速水「まず『明治 大正 昭和 不良少女伝---莫連女と少女ギャング団』の、「莫連」とはどういう意味なのか」
平山「莫は「莫(な)かれ」の意。「莫逆の友」が「逆らうこと莫し」の書き下し文であることから類推すると「連れ莫し」、はぐれ者のような意味ではないか。莫連女は不良少女誕生以前の存在、毒婦や悪女の系譜だろう。毒婦や悪女は江戸時代に生きた(とされる)女性の話を人形浄瑠璃や歌舞伎やつづきものとして新聞連載したことで広まった。」速水「彼女たちの出身階級的などは傾向があるのか? 特に大正時代前半は第一次世界大戦の戦争景気に沸き、工業をはじめとする産業の勃興期にあたる」
平山「私がとりあげた明治の不良少女は、下町の商店の娘など中の下の階級が多い。以降、上流から下層までそれぞれにそれぞれの不良がいた。大正から昭和にかけては、下層から成金までがいた。」
速水「当時の商店の娘は、中流だったかも。大正時代は、サービス業をはじめとした第三次産業が発展して、賃金都市生活者が増える。「ジャンヌダークのおきみ」が丸ビルのタイピストだったのは、そうした背景があった。第一次、二次産業からは不良少女が現れにくいのかもしれない」
平山「サービスやインフラが発達すれば若者にも犯罪を含めたさまざまな機会が増える。
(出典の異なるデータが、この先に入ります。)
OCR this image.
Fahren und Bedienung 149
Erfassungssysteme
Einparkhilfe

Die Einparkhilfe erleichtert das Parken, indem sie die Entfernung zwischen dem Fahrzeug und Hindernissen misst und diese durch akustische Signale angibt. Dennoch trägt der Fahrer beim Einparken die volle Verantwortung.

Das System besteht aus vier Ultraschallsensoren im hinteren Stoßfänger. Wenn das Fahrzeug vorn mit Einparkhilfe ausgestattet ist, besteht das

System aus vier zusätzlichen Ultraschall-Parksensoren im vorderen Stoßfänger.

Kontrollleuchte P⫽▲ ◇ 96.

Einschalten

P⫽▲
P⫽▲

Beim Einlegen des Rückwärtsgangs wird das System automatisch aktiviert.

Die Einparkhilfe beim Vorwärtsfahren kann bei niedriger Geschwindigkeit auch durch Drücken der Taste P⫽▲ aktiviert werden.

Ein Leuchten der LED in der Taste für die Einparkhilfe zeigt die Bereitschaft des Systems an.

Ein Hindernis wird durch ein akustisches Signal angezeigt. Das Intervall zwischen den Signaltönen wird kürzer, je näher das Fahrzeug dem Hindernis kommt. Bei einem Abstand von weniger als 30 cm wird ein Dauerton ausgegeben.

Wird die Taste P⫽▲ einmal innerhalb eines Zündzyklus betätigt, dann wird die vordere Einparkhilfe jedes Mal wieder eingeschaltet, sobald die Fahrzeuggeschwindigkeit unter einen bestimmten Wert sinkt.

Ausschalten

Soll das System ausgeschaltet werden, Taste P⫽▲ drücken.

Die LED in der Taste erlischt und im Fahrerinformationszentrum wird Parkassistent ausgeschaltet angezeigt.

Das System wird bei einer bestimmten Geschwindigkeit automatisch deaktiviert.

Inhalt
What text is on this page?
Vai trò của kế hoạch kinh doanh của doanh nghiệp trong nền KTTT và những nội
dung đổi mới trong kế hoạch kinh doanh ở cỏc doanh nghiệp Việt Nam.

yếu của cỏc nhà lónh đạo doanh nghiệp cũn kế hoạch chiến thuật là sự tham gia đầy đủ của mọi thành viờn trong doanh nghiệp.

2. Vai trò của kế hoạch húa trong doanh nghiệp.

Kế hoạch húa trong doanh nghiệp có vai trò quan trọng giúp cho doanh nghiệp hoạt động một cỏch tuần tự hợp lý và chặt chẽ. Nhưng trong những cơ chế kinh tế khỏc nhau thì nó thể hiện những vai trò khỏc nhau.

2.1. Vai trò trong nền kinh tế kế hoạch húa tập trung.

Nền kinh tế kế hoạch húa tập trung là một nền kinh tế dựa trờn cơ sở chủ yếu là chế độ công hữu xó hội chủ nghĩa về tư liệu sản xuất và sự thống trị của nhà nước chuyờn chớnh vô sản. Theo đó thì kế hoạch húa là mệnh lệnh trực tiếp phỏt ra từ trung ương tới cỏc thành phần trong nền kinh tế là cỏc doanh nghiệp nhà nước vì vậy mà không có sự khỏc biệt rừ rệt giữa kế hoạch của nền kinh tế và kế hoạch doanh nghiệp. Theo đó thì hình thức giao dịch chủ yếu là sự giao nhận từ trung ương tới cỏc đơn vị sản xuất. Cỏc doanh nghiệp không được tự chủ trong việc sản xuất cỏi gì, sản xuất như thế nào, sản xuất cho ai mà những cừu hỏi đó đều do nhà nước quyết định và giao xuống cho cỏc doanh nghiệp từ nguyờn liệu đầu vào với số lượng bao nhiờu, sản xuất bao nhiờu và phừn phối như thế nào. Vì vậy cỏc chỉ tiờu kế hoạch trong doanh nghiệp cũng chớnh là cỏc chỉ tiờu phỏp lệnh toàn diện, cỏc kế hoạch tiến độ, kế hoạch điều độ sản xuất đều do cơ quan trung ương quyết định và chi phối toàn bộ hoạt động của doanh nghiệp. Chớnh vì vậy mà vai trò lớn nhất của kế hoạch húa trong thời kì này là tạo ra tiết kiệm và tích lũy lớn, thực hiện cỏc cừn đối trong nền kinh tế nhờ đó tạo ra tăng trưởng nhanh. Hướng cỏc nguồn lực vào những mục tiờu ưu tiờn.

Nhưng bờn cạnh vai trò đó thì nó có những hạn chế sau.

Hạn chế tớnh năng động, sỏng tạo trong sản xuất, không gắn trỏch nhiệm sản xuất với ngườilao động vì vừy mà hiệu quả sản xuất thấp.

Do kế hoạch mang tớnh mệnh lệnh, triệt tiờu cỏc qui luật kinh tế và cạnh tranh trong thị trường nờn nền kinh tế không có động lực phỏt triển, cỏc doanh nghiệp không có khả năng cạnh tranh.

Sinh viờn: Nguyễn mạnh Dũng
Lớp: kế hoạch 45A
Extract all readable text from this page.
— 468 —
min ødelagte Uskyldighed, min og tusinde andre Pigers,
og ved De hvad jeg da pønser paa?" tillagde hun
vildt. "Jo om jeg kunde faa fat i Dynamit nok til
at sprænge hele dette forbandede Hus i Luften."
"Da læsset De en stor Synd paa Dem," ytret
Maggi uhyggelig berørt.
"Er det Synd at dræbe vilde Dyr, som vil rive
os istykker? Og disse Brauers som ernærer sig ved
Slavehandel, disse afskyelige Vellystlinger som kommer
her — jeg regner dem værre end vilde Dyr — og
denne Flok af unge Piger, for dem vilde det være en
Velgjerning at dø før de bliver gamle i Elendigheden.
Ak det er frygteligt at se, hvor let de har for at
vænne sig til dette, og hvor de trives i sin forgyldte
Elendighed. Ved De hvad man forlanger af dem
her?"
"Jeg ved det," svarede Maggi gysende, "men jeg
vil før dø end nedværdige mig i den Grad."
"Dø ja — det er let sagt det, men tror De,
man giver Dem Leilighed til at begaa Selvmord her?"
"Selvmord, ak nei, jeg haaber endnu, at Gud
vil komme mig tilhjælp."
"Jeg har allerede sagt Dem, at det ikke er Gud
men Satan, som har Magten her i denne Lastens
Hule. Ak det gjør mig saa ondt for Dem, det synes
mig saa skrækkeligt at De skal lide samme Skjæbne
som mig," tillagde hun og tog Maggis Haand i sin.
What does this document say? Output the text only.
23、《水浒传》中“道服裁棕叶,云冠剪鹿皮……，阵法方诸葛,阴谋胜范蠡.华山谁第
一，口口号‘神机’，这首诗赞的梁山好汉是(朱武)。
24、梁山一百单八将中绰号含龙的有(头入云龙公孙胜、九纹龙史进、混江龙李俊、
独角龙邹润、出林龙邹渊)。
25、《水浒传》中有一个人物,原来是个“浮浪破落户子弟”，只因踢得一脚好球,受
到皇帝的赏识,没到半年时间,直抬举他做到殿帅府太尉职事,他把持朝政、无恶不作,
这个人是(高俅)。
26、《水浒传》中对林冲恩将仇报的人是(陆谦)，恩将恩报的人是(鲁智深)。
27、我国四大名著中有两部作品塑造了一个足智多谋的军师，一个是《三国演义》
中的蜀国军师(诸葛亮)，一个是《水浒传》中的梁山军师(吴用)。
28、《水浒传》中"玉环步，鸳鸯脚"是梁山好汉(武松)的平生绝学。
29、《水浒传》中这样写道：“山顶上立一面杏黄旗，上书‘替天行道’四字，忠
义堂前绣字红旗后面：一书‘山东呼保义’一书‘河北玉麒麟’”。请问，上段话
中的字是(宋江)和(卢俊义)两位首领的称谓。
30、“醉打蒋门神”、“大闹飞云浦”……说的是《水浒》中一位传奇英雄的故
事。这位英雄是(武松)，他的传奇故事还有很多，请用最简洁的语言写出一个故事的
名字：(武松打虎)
それと同時に、オフィスガールたちの給料も男性の半分程度で、売春を含む副業も勘ぐられた。美醜によって給料が違うこともあったと大正14年の読売の記事にある。美女で重役にかわいがられている人の給料は高い、と。」速水「不良少女たちの娯楽は何だったのか? 小説は読むという話が書かれていたけど」
平山「モガが『キング』を読んでいたことを隣人が暴露する記事もあった。自然主義文学が中流の人間を堕落させたという論調もあった。文学少女と不良少女を同義語とする説があり、その場合は性的に発展家だという意味のようだ」
速水「当時の不良少女たちは、みんな通称名が付けられているが、あれは新聞が勝手に名付けたものなのか?」
平山「『ガルボのお政』などのふたつ名を、啖呵をきって自称する子もいた。」
速水「当時の新聞は、報道機関の部分とアミューズメント要素が混ざっていた。不良少女の記事は、事件報道ではなく読み物として掲載されていたのでは」
平山「というより、メディアが取り上げたときに虚構になる。不良少女自体は虚構ではない。二面性ということでいえば、最近起こった結婚詐欺事件の容疑者はネット上で美人セレブを装っていた。ブログに記号を並べれば今や自宅にいながらセレブになれる」
速水「メディアの変化という視点で、女性の事件史を辿るのはおもしろい。『明治 大正 昭和 不良少女伝---莫連女と少女ギャング団』のおもしろさは、大衆メディアの台頭期に、彼らが何を伝えていたかというのがわかる部分にあった。」